Another black man has been fatally shot by police, this time during a traffic stop Wednesday night in Falcon Heights, Minn., WCCO reports.
The mother of Philando Castile, the victim, confirmed that he died at Hennepin County Medical Center after 11 p.m. Wednesday.
Castile's girlfriend, Diamond “Lavish” Reynolds, who at the time was in the vehicle with Castile and her 4-year-old daughter, Diamond, live-streamed the aftermath of the shooting on Facebook Live, where it was circulated widely before being pulled from the site.
The video starts after Castile has been shot, blood soaking through his clothes. Reynolds, who was in the front passenger seat, says in the video that they were being pulled over for a broken taillight. She says that when the police asked Castile, who was driving at the time, for his license and registration, Castile reached for his wallet while informing the officer that he had a firearm in his possession and a conceal-and-carry permit. That was when, Reynolds says, an officer shot her boyfriend four times.

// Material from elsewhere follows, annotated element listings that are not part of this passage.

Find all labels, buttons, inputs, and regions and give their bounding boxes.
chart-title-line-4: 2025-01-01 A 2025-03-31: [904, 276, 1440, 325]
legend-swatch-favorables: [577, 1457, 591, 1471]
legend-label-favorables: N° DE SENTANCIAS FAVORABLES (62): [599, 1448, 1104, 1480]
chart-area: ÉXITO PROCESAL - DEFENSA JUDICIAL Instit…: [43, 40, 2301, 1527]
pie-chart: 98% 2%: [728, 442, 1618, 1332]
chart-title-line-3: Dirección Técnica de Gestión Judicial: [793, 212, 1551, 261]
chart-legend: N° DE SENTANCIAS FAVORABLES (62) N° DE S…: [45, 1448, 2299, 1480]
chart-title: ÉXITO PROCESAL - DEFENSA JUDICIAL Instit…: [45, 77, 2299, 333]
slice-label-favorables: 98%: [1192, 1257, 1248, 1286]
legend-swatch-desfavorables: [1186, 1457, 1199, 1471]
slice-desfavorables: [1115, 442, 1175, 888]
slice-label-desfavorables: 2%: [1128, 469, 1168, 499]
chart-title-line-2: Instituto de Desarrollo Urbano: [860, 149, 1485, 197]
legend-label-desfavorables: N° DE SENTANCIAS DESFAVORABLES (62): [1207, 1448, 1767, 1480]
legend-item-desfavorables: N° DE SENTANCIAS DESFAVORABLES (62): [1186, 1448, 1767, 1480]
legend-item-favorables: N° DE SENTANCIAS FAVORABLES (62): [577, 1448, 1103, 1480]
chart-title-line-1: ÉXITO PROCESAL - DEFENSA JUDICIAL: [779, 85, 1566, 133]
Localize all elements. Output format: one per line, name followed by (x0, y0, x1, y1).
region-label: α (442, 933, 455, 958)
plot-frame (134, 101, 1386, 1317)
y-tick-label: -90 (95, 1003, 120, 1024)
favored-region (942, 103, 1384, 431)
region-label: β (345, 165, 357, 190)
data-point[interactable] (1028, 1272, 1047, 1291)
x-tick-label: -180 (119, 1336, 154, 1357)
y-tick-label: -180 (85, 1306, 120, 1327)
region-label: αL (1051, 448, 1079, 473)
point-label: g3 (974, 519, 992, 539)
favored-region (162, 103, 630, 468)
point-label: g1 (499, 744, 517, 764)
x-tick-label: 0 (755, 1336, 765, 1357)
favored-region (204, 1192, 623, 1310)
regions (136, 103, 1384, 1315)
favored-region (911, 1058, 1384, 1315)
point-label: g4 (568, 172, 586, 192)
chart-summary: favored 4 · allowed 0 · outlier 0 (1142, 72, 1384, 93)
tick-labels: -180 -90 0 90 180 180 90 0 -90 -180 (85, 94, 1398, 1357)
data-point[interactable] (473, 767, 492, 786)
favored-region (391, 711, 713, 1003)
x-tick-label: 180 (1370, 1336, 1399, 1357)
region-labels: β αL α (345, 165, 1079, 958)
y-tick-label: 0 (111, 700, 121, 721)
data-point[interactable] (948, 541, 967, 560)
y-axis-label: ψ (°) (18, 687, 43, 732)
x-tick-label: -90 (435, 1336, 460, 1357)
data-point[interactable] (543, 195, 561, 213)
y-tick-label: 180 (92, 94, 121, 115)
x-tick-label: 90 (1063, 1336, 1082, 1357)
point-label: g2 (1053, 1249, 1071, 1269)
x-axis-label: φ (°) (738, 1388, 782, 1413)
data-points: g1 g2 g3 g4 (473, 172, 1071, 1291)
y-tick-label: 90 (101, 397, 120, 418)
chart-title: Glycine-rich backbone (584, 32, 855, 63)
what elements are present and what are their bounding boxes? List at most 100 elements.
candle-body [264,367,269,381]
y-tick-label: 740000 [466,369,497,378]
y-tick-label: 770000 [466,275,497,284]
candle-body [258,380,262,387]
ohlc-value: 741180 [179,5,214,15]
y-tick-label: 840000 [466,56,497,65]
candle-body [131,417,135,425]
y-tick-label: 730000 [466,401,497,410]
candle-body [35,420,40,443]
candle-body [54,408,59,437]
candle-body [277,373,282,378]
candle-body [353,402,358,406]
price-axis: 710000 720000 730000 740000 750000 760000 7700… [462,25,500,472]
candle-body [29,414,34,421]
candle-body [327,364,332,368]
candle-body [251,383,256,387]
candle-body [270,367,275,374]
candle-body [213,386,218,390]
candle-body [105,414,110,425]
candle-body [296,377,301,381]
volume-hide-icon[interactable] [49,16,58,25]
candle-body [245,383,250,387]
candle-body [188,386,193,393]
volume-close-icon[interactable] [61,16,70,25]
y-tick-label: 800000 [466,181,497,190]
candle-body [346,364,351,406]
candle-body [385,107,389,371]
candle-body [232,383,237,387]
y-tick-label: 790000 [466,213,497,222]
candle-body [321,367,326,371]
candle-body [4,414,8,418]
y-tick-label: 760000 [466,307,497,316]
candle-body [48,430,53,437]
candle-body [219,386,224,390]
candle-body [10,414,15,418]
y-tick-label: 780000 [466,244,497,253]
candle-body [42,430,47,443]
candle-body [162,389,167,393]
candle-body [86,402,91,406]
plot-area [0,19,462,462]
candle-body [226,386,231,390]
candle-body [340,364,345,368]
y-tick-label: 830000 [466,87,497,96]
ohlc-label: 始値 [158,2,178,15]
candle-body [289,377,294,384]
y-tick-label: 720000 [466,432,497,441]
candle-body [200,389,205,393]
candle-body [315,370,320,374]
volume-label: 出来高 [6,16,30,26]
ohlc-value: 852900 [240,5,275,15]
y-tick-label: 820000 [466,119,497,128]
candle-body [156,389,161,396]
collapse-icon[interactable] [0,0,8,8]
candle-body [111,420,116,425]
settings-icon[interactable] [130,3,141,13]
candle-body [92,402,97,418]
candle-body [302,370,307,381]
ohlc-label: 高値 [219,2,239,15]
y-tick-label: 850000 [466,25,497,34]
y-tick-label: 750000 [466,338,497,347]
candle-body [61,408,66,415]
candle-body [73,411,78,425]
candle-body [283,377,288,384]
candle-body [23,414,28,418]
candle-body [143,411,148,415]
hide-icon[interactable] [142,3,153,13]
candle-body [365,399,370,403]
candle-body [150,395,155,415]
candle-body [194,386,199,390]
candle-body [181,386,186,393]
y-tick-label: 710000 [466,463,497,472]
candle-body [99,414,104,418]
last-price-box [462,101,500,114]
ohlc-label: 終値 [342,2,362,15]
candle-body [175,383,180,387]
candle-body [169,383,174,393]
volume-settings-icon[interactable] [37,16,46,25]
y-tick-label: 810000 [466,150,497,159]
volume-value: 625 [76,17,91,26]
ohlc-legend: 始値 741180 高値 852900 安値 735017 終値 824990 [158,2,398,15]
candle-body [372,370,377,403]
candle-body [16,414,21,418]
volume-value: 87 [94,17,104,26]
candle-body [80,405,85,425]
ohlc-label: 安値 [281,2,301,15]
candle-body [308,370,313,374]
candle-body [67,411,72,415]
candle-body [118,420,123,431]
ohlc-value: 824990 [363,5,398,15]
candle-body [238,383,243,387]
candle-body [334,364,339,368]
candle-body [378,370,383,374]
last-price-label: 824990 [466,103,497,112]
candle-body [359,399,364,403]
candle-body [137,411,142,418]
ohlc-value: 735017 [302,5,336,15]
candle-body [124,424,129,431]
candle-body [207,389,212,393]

Editor’s note: Video is graphic and may be disturbing to some.
An officer in the video can be heard screaming expletives before yelling, "I told him not to reach for it! I told him to get his hand out … "
"You told him to get his ID, sir, his driver's license," Reynolds counters.
The officer, whose gun is still drawn, then demands that Reynolds "keep [her] hands where they are."
Eventually, an officer can be heard ordering Reynolds to get out of the car. When Reynolds exits the car, her cellphone video captures several other officers with guns drawn. She is handcuffed and put in the backseat of a police car with her daughter.
According to WCCO, Sgt. Jon Mangseth, interim chief of the St. Anthony, Minn., Police Department, which serves Falcon Heights, told reporters that he knew of the video but not of its content.
“[We haven’t had an] officer-involved shooting in, you know, 30 years or more. I’d have to go back in the history books, to tell you the truth,” Mangseth said.
Mangseth announced early Thursday morning that the officer who shot Castile had been put on paid administrative leave.
After the shooting, about 200 people gathered outside the site around 1:30 a.m., WCCO notes. Police started towing cars soon after and most people left by 2:30 a.m. However, by around 2 a.m., protesters also had begun to gather at the governor's mansion in St. Paul, Minn.
On Thursday morning, Castile's mother and uncle spoke with CNN. His mother, Valerie Castile, said she had not seen the video of the aftermath of the shooting because she wants to remember her son "the way [she] last saw him leaving [her] home earlier this evening."
Valerie Castile said that Wednesday afternoon, Philando and his sister were discussing the conceal-and-carry permit they both have.
"My daughter said, 'You know what? I really don't even want to carry my gun because I'm afraid that they'll shoot me first and then ask me questions later,’" Valerie Castile said.
"My son was a law-abiding citizen and he did nothing wrong. He had a permit to carry, but with all of that, trying to do the right things, and then accordingly abide the law, he was killed by the law," she added. "I'm outraged."
Valerie Castile also added that she was not allowed to see her son's body and that the family could not locate Reynolds and had last seen her at the scene.
Valerie Castile described her son as a laid-back, quiet person. Philando Castile was a cafeteria supervisor at J.J. Hill Montessori School in St. Paul and would have turned 33 on Friday, WCCO notes.
The mother said that she often discussed with her son about complying with police officers' orders.
"The key thing in order to try to survive being stopped by the police is to comply. Whatever they ask you to do, do it. Don't say nothing. Just do whatever they want you to do. So what's the difference in complying and you get killed anyway?" Valerie Castile said.